本の紹介ーアンジェリス2018年08月21日

 
H・チースリク/編『北方探検記―元和年間に於ける外国人の蝦夷報告書』 吉川弘文館 (1962)
 
江戸時代初期のころ、キリスト教の布教のために東北から北海道を訪れた伝道師ジェロニモ・デ・アンジェリスとカルワーリュの報告書簡の翻訳。
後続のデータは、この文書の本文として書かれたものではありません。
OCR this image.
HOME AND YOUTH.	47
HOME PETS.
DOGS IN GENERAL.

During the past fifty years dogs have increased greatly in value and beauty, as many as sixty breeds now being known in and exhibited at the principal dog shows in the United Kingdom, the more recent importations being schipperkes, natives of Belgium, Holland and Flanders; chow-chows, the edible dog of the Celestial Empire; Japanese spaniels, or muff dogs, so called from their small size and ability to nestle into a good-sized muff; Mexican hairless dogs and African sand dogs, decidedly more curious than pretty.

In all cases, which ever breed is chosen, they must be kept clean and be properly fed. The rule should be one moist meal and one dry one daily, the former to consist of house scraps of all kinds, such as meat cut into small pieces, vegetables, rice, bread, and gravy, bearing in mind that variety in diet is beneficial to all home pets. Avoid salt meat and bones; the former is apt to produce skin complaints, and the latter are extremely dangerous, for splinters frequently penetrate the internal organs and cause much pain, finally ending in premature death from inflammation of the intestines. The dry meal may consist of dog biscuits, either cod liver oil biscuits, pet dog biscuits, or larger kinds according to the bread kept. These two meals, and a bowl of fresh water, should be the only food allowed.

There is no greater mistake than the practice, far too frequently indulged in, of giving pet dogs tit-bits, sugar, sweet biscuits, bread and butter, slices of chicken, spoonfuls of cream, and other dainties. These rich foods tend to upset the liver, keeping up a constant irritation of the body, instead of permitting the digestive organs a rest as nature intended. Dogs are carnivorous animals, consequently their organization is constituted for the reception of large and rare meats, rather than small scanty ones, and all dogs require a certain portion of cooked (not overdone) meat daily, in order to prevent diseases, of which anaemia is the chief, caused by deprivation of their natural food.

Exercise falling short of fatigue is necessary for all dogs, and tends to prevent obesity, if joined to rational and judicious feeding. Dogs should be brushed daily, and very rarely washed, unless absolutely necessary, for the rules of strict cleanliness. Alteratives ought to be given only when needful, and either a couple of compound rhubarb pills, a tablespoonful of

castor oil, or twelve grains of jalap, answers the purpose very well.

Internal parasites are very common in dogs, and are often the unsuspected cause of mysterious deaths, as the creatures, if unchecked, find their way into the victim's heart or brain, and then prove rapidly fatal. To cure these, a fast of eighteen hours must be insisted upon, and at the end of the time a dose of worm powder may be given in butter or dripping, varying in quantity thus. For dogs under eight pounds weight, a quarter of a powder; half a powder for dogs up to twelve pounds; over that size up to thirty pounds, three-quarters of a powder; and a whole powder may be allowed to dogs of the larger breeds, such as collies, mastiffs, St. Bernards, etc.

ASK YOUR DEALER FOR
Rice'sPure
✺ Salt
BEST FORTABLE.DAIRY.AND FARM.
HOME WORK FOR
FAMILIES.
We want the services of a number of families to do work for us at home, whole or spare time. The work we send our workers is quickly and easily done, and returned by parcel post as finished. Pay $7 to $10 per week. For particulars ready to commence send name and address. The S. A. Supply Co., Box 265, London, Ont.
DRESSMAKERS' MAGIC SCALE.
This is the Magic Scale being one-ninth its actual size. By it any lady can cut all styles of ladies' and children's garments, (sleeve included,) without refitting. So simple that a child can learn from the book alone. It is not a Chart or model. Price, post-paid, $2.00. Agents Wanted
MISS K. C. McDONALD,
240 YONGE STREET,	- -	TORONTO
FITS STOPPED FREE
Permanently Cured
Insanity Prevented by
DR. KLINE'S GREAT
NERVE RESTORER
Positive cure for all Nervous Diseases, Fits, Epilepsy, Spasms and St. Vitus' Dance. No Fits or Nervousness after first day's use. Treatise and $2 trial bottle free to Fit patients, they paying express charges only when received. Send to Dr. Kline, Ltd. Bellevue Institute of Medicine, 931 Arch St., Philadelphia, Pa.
二人は商人や工夫に変装して禁止されたキリスト教を伝道したが、最後にはとらえられて火刑となった。
 
第一部:アンジェリスとカルワーリュの経歴、日本での伝道、書簡についての解説。
第二部:アンジェリスの二度の報告書簡とカルワーリュの一度の報告書簡の翻訳。
 この中に、アイヌ語の簡易辞書がある。
第三部:第二部のポルトガル語原文
 
アンジェリス・カルワーリュの書簡はキリスト教伝道に関するものであるが、どのように伝道したのかが詳しく書かれているので、当時のキリスト教禁教の様子が分かる。また、アンジェリスは蝦夷地が大陸の一部なのか島なのかの考察や、蝦夷人の風俗、道東アイヌや西部アイヌとの交易等についての調査報告をしている。これらは、江戸初期の外国人によるアイヌ観察として重要。